Prior to the February Abbott directive, DFPS had not investigated gender-affirming child abuse. Although the Texas Family Code does not mention gender-affirming services, bills that would have expanded the definition of child abuse were introduced during the legislative session. Alabama, Arizona, Arkansas and Arizona have all passed laws that prohibit medical professionals providing gender-affirming services to minors for the past 14 month.
“We’re dreading the next session,” says Amber Briggle. “We just want to be left alone.” Her husband Adam compares the feeling to the ending of Star Wars: A New Hope, when the movie’s protagonist Luke Skywalker is racing to escape the Death Star before it blows up. That’s how Adam says he feels about trying to get his trans son through high school before the state passes a law banning his medical care.
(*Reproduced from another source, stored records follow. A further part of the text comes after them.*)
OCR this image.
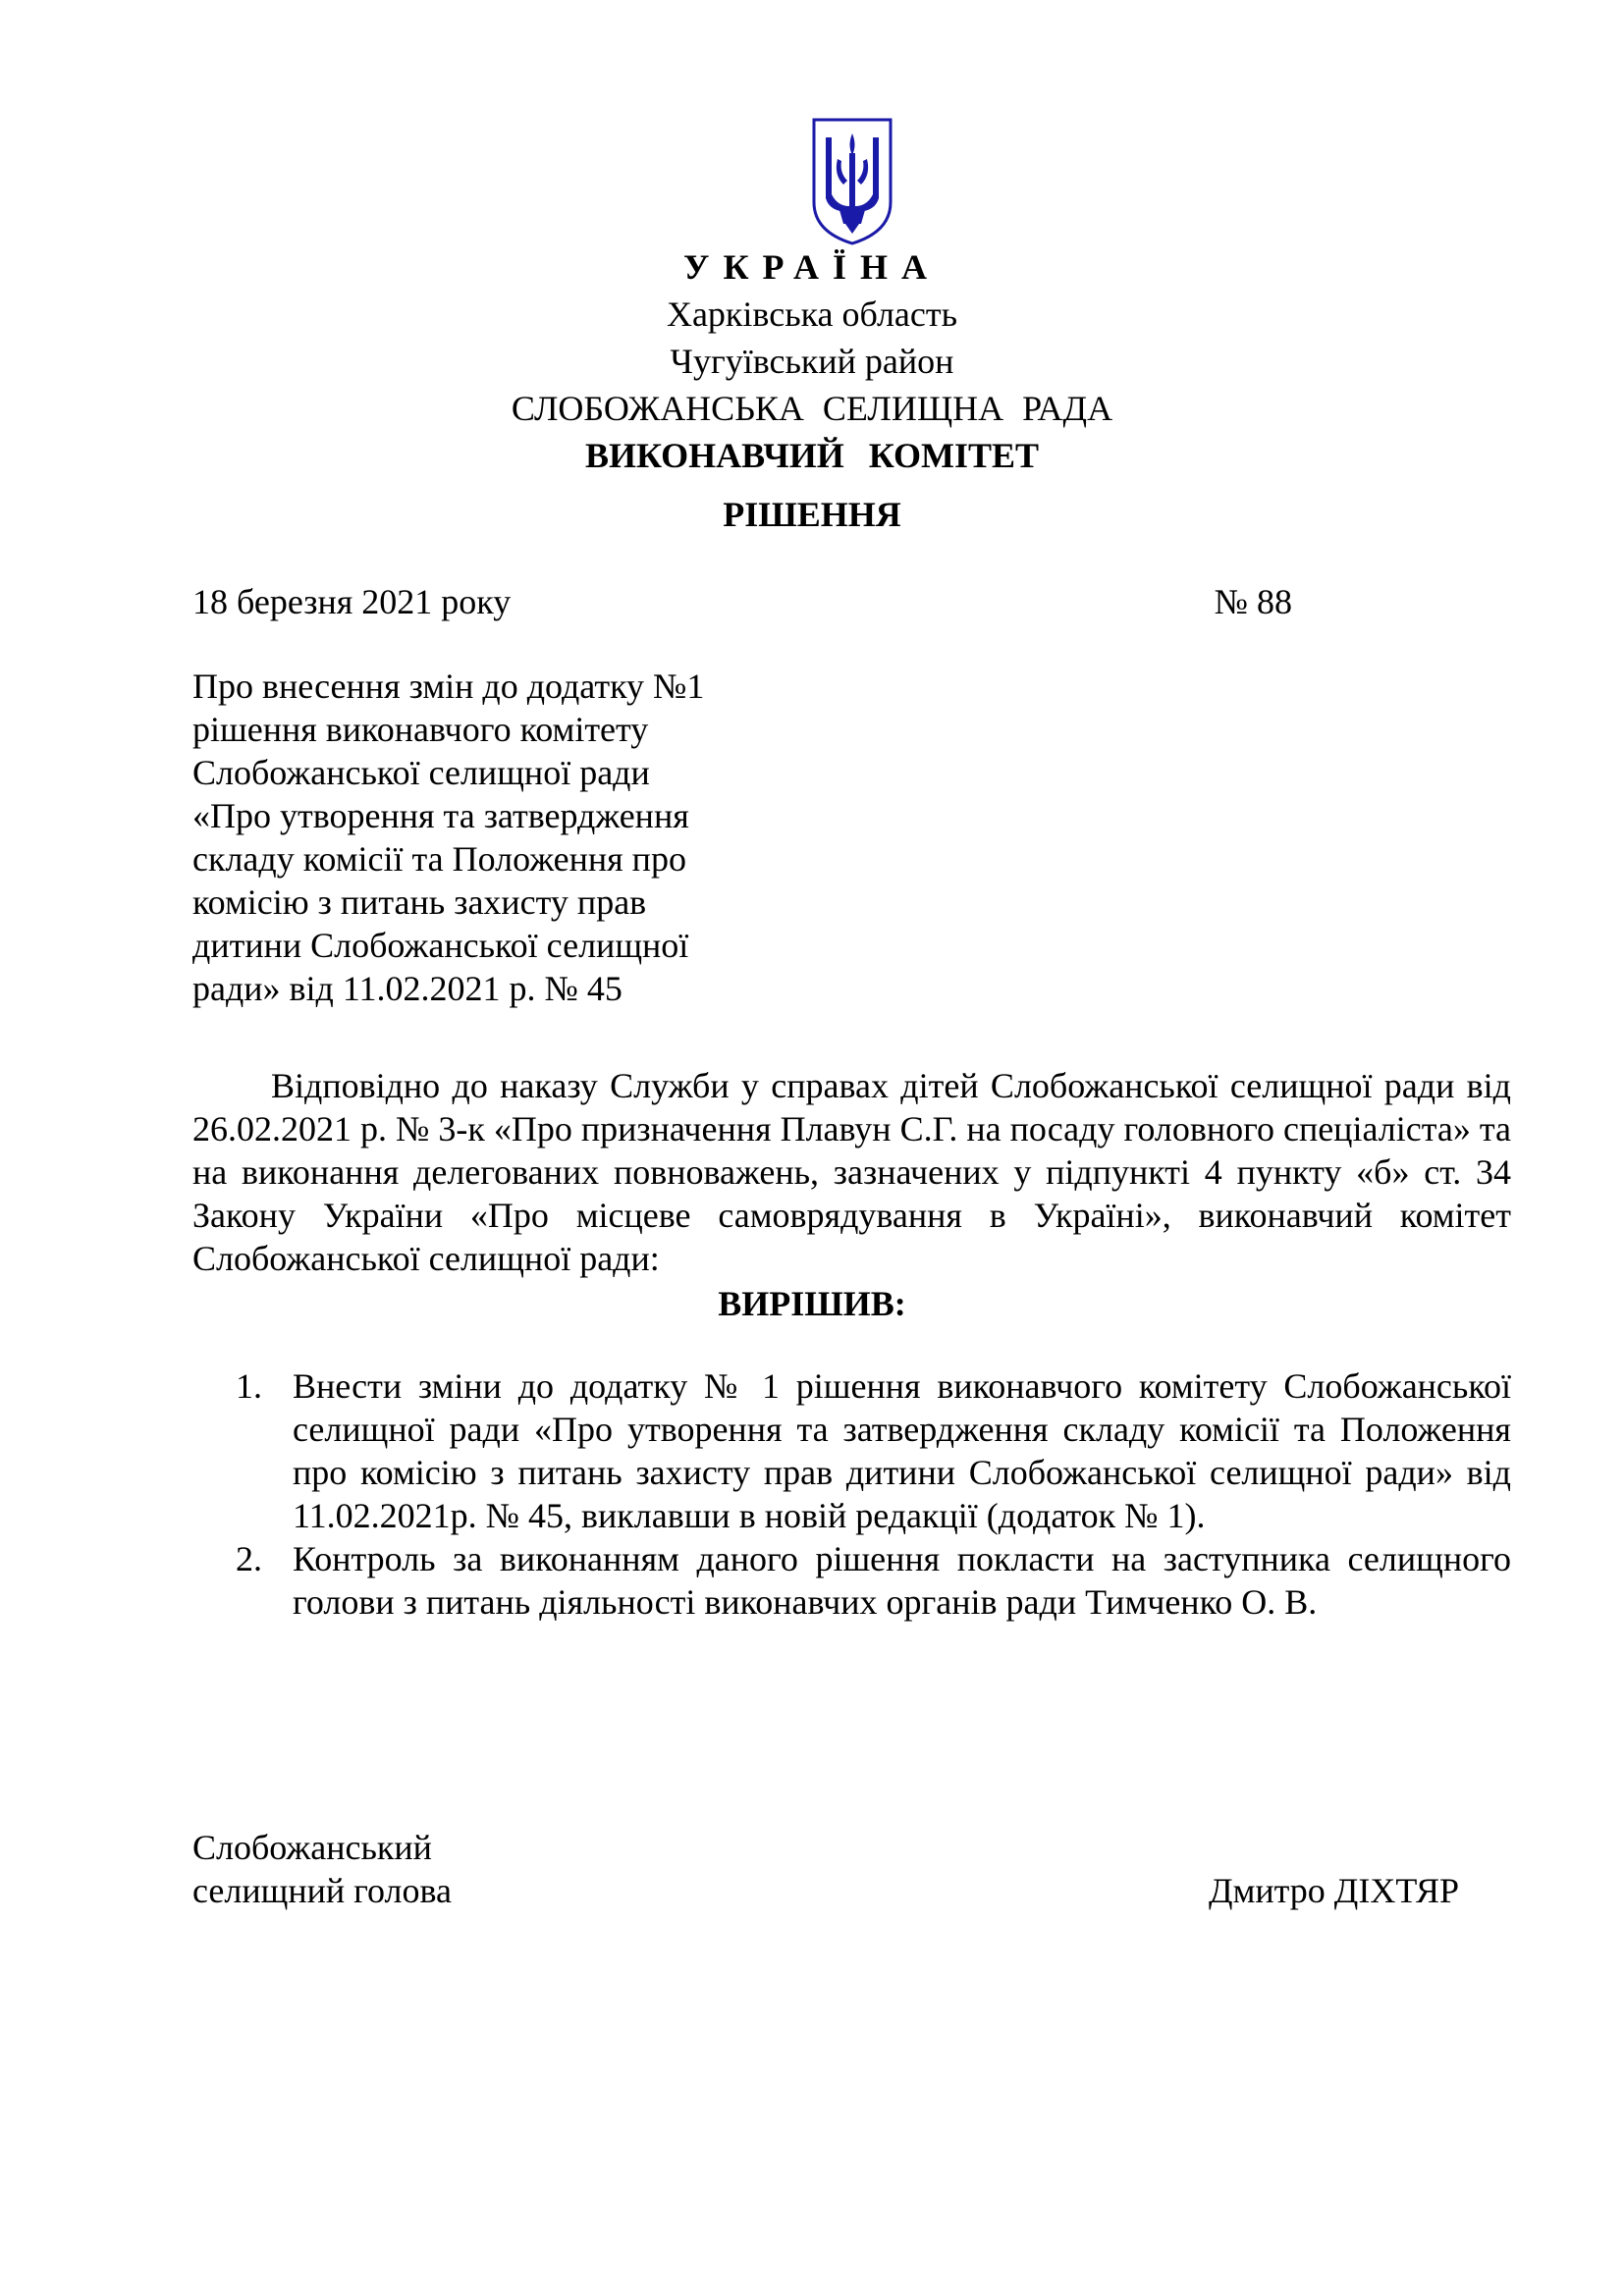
УКРАЇНА
Харківська область
Чугуївський район
СЛОБОЖАНСЬКА СЕЛИЩНА РАДА
ВИКОНАВЧИЙ КОМІТЕТ
РІШЕННЯ
18 березня 2021 року	№ 88
Про внесення змін до додатку №1
рішення виконавчого комітету
Слобожанської селищної ради
«Про утворення та затвердження
складу комісії та Положення про
комісію з питань захисту прав
дитини Слобожанської селищної
ради» від 11.02.2021 р. № 45
Відповідно до наказу Служби у справах дітей Слобожанської селищної ради від 26.02.2021 р. № 3-к «Про призначення Плавун С.Г. на посаду головного спеціаліста» та на виконання делегованих повноважень, зазначених у підпункті 4 пункту «б» ст. 34 Закону України «Про місцеве самоврядування в Україні», виконавчий комітет Слобожанської селищної ради:
ВИРІШИВ:
1. Внести зміни до додатку № 1 рішення виконавчого комітету Слобожанської селищної ради «Про утворення та затвердження складу комісії та Положення про комісію з питань захисту прав дитини Слобожанської селищної ради» від 11.02.2021р. № 45, виклавши в новій редакції (додаток № 1).
2. Контроль за виконанням даного рішення покласти на заступника селищного голови з питань діяльності виконавчих органів ради Тимченко О. В.
Слобожанський
селищний голова	Дмитро ДІХТЯР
Amber Briggle says President Joe Biden and other Democratic politicians she supports aren’t taking enough action to protect the families of trans kids in Texas. The Equality Act would allow for greater protections from sex-based discrimination, including discrimination based in sexual orientation or gender identity. However, the U.S. Senate did not pass it.
“Parents like us are stuck fighting by ourselves, with mounting legal bills, with health care being taken from our kids,” she says. “People need to wake up to this reality and make this a priority. Because we can’t do it alone.”